Running through the park yesterday, I passed a woman with her arms wrapped around a tree. With her cheek pressed to the bark, her eyes closed.
And with all due respect for literal tree huggers, I wondered how the tree felt about this human pressing her physical presence in that way. I mean, it is an odd assumption – that all (potentially) sentient creatures want that kind of contact with humans.
We seem to have this compulsion to want to handle what we find attractive. We cuddle small children. We are cuddled as small children, yet seem to forget how we resented it. We want to reach out and touch otters, lambs… bear cubs. We want to infantilize the other. Keep it under our dominion.
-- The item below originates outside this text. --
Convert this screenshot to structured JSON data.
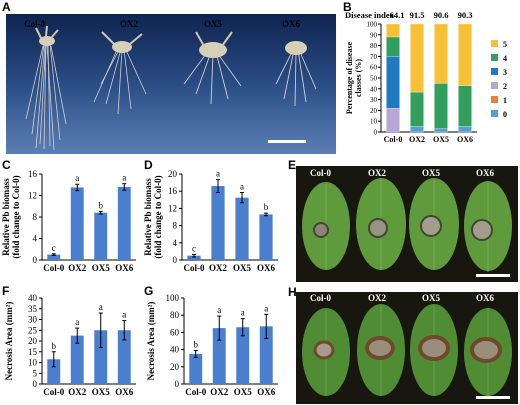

“Trust me.” Says the man. The teacher. The expert. The child to the hampster.
There are plants that, when attacked by aphids, call out to wasps for help. I wonder if the tree was calling out for help as this woman pressed herself along its trunk. I wonder if the moment of blocked sunlight, blocked air made the tree gasp.
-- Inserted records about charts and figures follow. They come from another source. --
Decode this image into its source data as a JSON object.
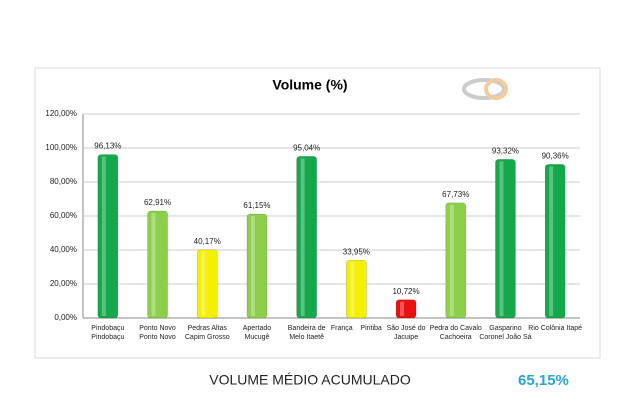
{
  "chart_data": {
    "type": "bar",
    "title": "Volume (%)",
    "categories": [
      [
        "Pindobaçu",
        "Pindobaçu"
      ],
      [
        "Ponto Novo",
        "Ponto Novo"
      ],
      [
        "Pedras Altas",
        "Capim Grosso"
      ],
      [
        "Apertado",
        "Mucugê"
      ],
      [
        "Bandeira de",
        "Melo Itaetê"
      ],
      [
        "França    Piritiba"
      ],
      [
        "São José do",
        "Jacuipe"
      ],
      [
        "Pedra do Cavalo",
        "Cachoeira"
      ],
      [
        "Gasparino",
        "Coronel João Sá"
      ],
      [
        "Rio Colônia Itapé"
      ]
    ],
    "values": [
      96.13,
      62.91,
      40.17,
      61.15,
      95.04,
      33.95,
      10.72,
      67.73,
      93.32,
      90.36
    ],
    "value_labels": [
      "96,13%",
      "62,91%",
      "40,17%",
      "61,15%",
      "95,04%",
      "33,95%",
      "10,72%",
      "67,73%",
      "93,32%",
      "90,36%"
    ],
    "colors": [
      "#14a84a",
      "#8ccf4a",
      "#f4f000",
      "#8ccf4a",
      "#14a84a",
      "#f4f000",
      "#e81010",
      "#8ccf4a",
      "#14a84a",
      "#14a84a"
    ],
    "ylim": [
      0,
      120
    ],
    "yticks": [
      {
        "value": 0,
        "label": "0,00%"
      },
      {
        "value": 20,
        "label": "20,00%"
      },
      {
        "value": 40,
        "label": "40,00%"
      },
      {
        "value": 60,
        "label": "60,00%"
      },
      {
        "value": 80,
        "label": "80,00%"
      },
      {
        "value": 100,
        "label": "100,00%"
      },
      {
        "value": 120,
        "label": "120,00%"
      }
    ],
    "grid": true
  },
  "summary": {
    "label": "VOLUME MÉDIO ACUMULADO",
    "value": "65,15%"
  }
}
I think of all the video clips passed around social media of rabbits “relaxing” under the flow of water from a bathroom sink’s faucet. The sense of absolute righteousness revealed in the admonishing comments.
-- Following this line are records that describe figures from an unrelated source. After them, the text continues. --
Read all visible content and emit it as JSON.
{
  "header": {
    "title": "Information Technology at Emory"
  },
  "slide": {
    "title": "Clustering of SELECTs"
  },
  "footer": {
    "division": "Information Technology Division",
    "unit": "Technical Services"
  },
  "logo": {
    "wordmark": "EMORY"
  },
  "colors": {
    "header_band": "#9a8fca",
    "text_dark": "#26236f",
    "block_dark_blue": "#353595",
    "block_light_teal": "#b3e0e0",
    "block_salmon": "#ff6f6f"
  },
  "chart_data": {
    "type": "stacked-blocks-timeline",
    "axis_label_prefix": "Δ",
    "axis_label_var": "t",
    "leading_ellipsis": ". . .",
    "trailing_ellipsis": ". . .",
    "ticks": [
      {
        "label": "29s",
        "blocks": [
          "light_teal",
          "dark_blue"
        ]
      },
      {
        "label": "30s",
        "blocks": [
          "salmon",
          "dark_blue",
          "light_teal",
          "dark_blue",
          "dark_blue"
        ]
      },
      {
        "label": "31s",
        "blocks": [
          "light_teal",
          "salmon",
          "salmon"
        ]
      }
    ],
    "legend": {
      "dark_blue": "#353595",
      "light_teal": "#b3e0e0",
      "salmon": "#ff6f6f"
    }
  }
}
We try so hard to disentangle our presence in the world: the good from the bad. But even empathy brings with it elements of oversight:
oversight/ˈəʊvəsʌɪt
1. an unintentional failure to notice or do something
2. the action of overseeing something
for example: effective oversight of the financial reporting process
It makes perfect sense to me that this single word encompasses both of these meanings.